No comprendo cómo no previste la reacción que tus acciones despertarían entre ciertos círculos. ¡Podría haberte salvado si me hubieras incluido en tu confianza!
Su imagen permanecía retraída, no aportaba respuestas a mis recriminaciones. Únicamente podía imaginar la expresión de pesar que habría aflorado en su rostro, entendiendo a la perfección el dolor que me embargaba.
Este ritual de reproches diarios terminó convirtiéndose en una válvula de escape necesaria para canalizar mi sentimiento de culpa y desazón.

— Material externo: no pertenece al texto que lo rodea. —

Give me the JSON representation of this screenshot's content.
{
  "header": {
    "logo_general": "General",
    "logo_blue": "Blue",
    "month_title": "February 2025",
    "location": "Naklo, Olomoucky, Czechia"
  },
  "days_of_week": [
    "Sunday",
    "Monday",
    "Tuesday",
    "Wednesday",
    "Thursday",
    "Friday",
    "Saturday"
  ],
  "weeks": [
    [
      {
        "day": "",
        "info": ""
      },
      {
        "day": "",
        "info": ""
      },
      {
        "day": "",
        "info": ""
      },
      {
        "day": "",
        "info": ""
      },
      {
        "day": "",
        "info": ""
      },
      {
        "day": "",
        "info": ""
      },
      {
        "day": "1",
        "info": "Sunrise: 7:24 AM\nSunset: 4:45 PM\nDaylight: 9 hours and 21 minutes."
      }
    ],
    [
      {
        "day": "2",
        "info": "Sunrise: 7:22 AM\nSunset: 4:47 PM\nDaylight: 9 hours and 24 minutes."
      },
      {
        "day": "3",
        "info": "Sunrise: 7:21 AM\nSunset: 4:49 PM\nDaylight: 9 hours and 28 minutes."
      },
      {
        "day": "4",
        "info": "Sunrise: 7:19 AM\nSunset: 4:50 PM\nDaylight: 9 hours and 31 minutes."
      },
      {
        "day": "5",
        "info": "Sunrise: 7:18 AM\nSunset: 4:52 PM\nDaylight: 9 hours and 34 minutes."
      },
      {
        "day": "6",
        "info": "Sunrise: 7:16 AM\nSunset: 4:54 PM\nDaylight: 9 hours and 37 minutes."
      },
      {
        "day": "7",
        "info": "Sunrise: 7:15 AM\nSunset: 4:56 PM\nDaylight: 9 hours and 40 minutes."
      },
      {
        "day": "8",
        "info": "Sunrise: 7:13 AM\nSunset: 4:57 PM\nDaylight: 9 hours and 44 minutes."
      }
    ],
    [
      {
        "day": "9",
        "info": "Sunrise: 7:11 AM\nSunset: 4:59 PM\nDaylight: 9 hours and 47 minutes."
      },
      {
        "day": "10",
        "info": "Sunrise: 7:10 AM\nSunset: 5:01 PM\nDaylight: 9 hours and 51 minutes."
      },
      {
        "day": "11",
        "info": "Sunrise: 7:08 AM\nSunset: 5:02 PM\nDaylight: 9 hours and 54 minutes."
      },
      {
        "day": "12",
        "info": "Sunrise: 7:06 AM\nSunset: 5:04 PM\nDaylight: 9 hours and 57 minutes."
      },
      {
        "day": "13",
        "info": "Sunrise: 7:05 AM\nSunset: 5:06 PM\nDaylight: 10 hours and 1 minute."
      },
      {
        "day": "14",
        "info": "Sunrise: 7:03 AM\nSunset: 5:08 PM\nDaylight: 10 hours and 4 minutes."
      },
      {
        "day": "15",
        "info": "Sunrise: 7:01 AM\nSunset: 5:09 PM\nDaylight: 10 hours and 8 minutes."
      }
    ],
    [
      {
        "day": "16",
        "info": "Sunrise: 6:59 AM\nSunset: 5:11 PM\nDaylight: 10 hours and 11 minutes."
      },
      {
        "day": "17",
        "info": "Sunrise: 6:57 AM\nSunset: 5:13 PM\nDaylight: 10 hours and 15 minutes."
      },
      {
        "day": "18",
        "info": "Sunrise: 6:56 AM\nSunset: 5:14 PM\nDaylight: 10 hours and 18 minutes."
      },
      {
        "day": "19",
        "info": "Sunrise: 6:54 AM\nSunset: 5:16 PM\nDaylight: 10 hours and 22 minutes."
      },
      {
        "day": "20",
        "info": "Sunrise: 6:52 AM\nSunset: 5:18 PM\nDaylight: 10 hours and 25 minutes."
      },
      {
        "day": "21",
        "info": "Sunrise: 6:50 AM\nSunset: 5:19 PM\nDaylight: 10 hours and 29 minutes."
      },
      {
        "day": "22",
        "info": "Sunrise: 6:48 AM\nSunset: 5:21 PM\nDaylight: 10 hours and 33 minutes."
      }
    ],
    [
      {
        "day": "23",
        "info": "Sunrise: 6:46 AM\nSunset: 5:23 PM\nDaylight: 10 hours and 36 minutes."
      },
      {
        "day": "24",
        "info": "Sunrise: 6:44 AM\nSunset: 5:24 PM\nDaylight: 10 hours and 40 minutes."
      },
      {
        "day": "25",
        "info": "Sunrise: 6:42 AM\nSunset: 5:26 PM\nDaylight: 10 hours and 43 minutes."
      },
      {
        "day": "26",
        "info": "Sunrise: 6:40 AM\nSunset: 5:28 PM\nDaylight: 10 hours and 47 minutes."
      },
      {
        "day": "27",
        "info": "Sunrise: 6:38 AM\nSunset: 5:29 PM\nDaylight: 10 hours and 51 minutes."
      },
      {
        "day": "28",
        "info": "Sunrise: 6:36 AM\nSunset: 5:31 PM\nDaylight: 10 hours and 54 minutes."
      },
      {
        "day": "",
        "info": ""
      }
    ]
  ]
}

A través de él, lograba exteriorizar mi amargura, proyectándola en una figura ausente incapaz ya de responder. En su lugar, moldeaba sus respuestas y me imaginaba como se ponía en de acuerdo conmigo, siendo yo como un titiritero que usa su marioneta para consolar su propia consciencia. Llegué a plantearme, durante breves intervalos, que realmente su alma me hablaba a través del vidrio.
Lo que en un inicio fue un mero recurso para sostener la ficción de mi papel, terminó por infiltrarse de forma insidiosa en los resquicios más recónditos de la cotidianidad. Su imagen acabó personificándose en mi propio temperamento como un ente independiente capaz de influir sobre mi voluntad. Hubo un tiempo en el que la soledad de mis aposentos podía permitirme cierta naturalidad, mientras en la corte sentía cómo su reflejo acaparaba mi control de un modo casi sobrenatural. Dependía tanto de su recuerdo en vida que, una vez fuera de este mundo, busqué desesperadamente resucitar la ilusión de su tutela evocándole a diario. Esta inconsistencia terminó por desestabilizarme. Fuera del escenario público ya no podía desprenderme de la máscara, pues mi propia personalidad había terminado por diluirse en la suya. Pronto poseyó mi intimidad, ya que me ataviaba con sus prendas incluso para dormir para creerle aún presente.
Agobiado por la culpa y la soledad, me aferré a la vana ilusión de su compañía como único bálsamo. Me sentía irresistiblemente atraído hacia la transgresión de las leyes divinas y humanas, como si su influjo me incitara a mancillar su memoria con actos de degradación moral. Quería hundirme en los más bajos instintos, corrompiéndome en cuerpo y alma para complacer su siniestra voluntad más allá de la muerte. Al ver objetos afilados; cuerdas, o altos desfiladeros, sentía la tentación de acabar con mi vida consciente para fundirme definitivamente en la esencia de mi hermano. ¿No había sido yo siempre una extensión de su persona oscura? Sentía arrebatos que me disociaban, que hacían que me perdiera en las visiones de las ramas mecidas por la brisa vistas desde el patio central; o del ruiseñor agitando las alas para despojarse de las gotas de lluvia.
Llegué a una conclusión al rememorar su repugnante fobia a la muerte y sus delirantes teorías sobre la posibilidad de prolongar su existencia a través de un cuerpo gemelo. Fui concebido para cumplir ese objetivo, sin ser consciente del terrible destino que me aguardaba. Me lo reveló durante una de mis conversaciones mediante el espejo:
— Escúchame, por favor— dije, mirándome fijamente a los ojos.
—Ya estoy cansado de esto— dice.
Me acusa de cosas que no haría, de intenciones que no tengo. La presión se acumula.
—No entiendes lo que pasé— repliqué.
—Claro que lo hago — insiste —, pero tú nunca escuchas.
—Ya basta, tu no eres Juan Carlos.
Al instante, la verdad se desmorona como un castillo de naipes. No hay nadie al otro lado, sólo yo. La ira me consume. Golpeo el cristal. Un crujido, trozos se desprenden, las esquirlas caen al suelo; mi mano sangra.